Эта острота обычно имела большой успех, и классная дама и воспитанницы каждый раз разражались смехом, а сконфуженная институтка не знала, куда от стыда глаза девать.
Выпрашивать у родителей деньги скоро вошло у нас в привычку. Подстрекаемые классными дамами и боясь, как бы их не заподозрили в бедности, институтки делались все более требовательными и бесцеремонными. Уже через несколько месяцев пребывания в институтских стенах девочки удивляли родных свершившейся в них переменой. Сначала институтка сама упрашивала родных приносить ей только то, что было ей необходимо, а потом начинала требовать денег на подарки, просила принести ей то духи, то одеколон и, наконец, умоляла купить ей золотую цепочку, на которой она могла бы носить крестик — единственное украшение, дозволенное в институте. С каждым разом просьбы ее становились все более настойчивыми и нередко приводили к ссорам.
Начавшееся охлаждение между родителями и детьми росло. И виноват был институт. Воспитанниц не пускали к родным ни на лето, ни на праздники, они мало-помалу забывали о родном гнезде, о родственниках, любовь к отцу и матери ослабевала, и между дочерью-институткой и ее родными все чаще возникали недоразумения. В редкие часы свиданий им даже не о чем было говорить друг с другом.
С утра до вечера видя перед собой лишь голые стены громадных дортуаров, коридоров и классов, выкрашенные все в один цвет, мы забывали о том, что на свете есть другие места и вещи. За долгие годы нашей жизни в институте мы ни разу не видели ни простора полей, ни моря, ни рек и озер, ни восхода и заката солнца, ни гор, ни леса. Даже горшка с цветами нельзя было увидеть у нас на подоконниках. Цветы, как ненужная роскошь, были запрещены в институте. Кроме портретов царской фамилии, не было у нас никаких картин: ни портретов великих писателей, ни пейзажей, даже фотографии родных не дозволялось институткам прикалывать к изголовью кровати.
Эти казарменные порядки вытравляли вскоре из сердца "смолянки" все человеческие чувства.
Как краснела институтка из небогатой семьи, когда в приемные дни ей приходилось садиться подле плохо одетой матери или сестры! Как страдала она, когда в это время, нарочно, чтобы сконфузить ее еще более, к ним подходила дежурная классная дама и обращалась к матери на французском языке, которого та не знала.
Бывали и такие случаи: воспитанницу спрашивали, кто у нее был в последнее воскресенье.
— Няня, — отвечала та, и не только классной даме, но и подругам. А между тем к ней приходила ее родная мать. Но она была бедно одета, и институтка отрекалась от родной матери.
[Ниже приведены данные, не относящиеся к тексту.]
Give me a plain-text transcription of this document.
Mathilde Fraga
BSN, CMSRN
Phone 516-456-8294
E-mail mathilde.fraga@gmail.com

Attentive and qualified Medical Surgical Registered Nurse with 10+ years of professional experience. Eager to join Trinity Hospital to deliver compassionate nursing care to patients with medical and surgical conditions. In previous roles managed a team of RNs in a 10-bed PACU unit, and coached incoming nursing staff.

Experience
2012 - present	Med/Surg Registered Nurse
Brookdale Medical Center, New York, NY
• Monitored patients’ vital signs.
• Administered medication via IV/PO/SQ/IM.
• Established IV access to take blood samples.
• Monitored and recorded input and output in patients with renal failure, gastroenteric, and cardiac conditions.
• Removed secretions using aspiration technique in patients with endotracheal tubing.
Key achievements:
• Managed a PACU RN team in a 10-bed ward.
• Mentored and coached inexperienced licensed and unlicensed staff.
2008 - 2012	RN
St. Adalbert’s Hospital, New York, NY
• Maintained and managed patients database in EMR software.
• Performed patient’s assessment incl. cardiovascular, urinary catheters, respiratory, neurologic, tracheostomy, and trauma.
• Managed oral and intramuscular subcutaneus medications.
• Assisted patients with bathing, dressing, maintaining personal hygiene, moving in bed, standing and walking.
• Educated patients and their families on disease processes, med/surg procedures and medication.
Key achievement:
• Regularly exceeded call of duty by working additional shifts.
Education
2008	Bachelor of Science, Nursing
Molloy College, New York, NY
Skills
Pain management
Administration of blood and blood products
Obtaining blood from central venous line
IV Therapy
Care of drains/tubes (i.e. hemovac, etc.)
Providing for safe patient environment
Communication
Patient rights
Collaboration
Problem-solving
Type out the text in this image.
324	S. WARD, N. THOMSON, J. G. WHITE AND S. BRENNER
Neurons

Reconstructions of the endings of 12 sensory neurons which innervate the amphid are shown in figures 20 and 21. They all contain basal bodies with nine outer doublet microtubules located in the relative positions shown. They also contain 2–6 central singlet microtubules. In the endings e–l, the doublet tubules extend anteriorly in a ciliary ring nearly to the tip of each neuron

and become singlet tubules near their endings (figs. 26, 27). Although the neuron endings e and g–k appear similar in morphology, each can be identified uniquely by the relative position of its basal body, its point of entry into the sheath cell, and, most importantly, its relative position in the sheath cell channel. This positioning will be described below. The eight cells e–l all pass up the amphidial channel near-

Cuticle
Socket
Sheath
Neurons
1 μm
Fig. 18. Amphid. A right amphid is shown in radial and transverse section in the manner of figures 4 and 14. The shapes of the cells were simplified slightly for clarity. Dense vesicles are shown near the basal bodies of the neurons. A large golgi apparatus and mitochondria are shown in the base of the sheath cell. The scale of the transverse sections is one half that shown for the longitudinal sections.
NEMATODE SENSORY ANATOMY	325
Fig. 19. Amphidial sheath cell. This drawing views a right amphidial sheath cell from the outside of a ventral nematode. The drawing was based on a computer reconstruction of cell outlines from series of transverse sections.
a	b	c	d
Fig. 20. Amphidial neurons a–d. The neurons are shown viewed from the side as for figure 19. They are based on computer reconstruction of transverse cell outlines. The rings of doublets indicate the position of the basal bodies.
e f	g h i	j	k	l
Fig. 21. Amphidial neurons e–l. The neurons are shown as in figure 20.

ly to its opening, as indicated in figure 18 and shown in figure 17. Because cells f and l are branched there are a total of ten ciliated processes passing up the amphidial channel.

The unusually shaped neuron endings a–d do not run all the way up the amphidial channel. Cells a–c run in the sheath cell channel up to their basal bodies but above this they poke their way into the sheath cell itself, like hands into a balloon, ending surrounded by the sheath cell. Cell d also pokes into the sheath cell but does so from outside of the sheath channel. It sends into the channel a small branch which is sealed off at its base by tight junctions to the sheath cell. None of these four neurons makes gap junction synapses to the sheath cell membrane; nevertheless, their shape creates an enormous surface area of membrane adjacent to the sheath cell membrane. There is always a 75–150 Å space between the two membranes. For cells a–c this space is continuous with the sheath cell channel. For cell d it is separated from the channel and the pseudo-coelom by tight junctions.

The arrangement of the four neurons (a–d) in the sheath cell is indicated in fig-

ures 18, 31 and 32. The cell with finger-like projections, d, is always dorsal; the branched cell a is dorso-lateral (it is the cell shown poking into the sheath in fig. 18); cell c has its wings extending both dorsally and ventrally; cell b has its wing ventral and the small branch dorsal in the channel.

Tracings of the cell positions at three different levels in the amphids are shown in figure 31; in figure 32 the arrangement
Вот как, по институтским понятиям, была позорна бедность.
Вместо настоящих чувств, институтки выдумывали любовь искусственную, уродливую, для которой существовало даже специальное название: "обожанье". Институтки обожали учителей, священников, дьяконов, а "кофульки" даже старших воспитанниц. Встретит бывало "обожательница" свой "предмет" и кричит ему: "обожаемый", "чудный", "небесный", целует "обожаемую" в плечико, а если это учитель или священник, то кричит ему вслед: "божественный, чудный". Если институтку наказывали за то, что она, поддавшись своим восторженным чувствам, выдвинулась из пар и нарушила строгий порядок, она считала себя счастливой, сияла, так как страдала за свое "божество". Самые смелые обожательницы бегали в нижний коридор, обливали шляпы и пальто своих "предметов" духами, одеколоном, отрезывали кусочки меха от шубы и носили их в ладанках на груди. Некоторые институтки раскаленной иглой или ножом выцарапывали у себя на руках инициалы обожаемого предмета. К счастью, таких мучениц было немного.
Классные дамы никогда не преследовали нас за "обожанье". Напротив, мадемуазель Верховская — самая молодая и красивая из всех классных дам — очень охотно выслушивала наши восторги. В свой свободный день, перед выходом из института, она частенько открывала дверь своей комнаты и, нарядная и улыбающаяся, спрашивала нас, как нам нравится ее новое платье. Не избалованные приветливым обращением, мы сразу же приходили в восторг и кричали:
— Королева! Небесная, божественная! И, польщенная таким поклонением, Верховская выплывала, гордо подняв свою хорошенькую головку.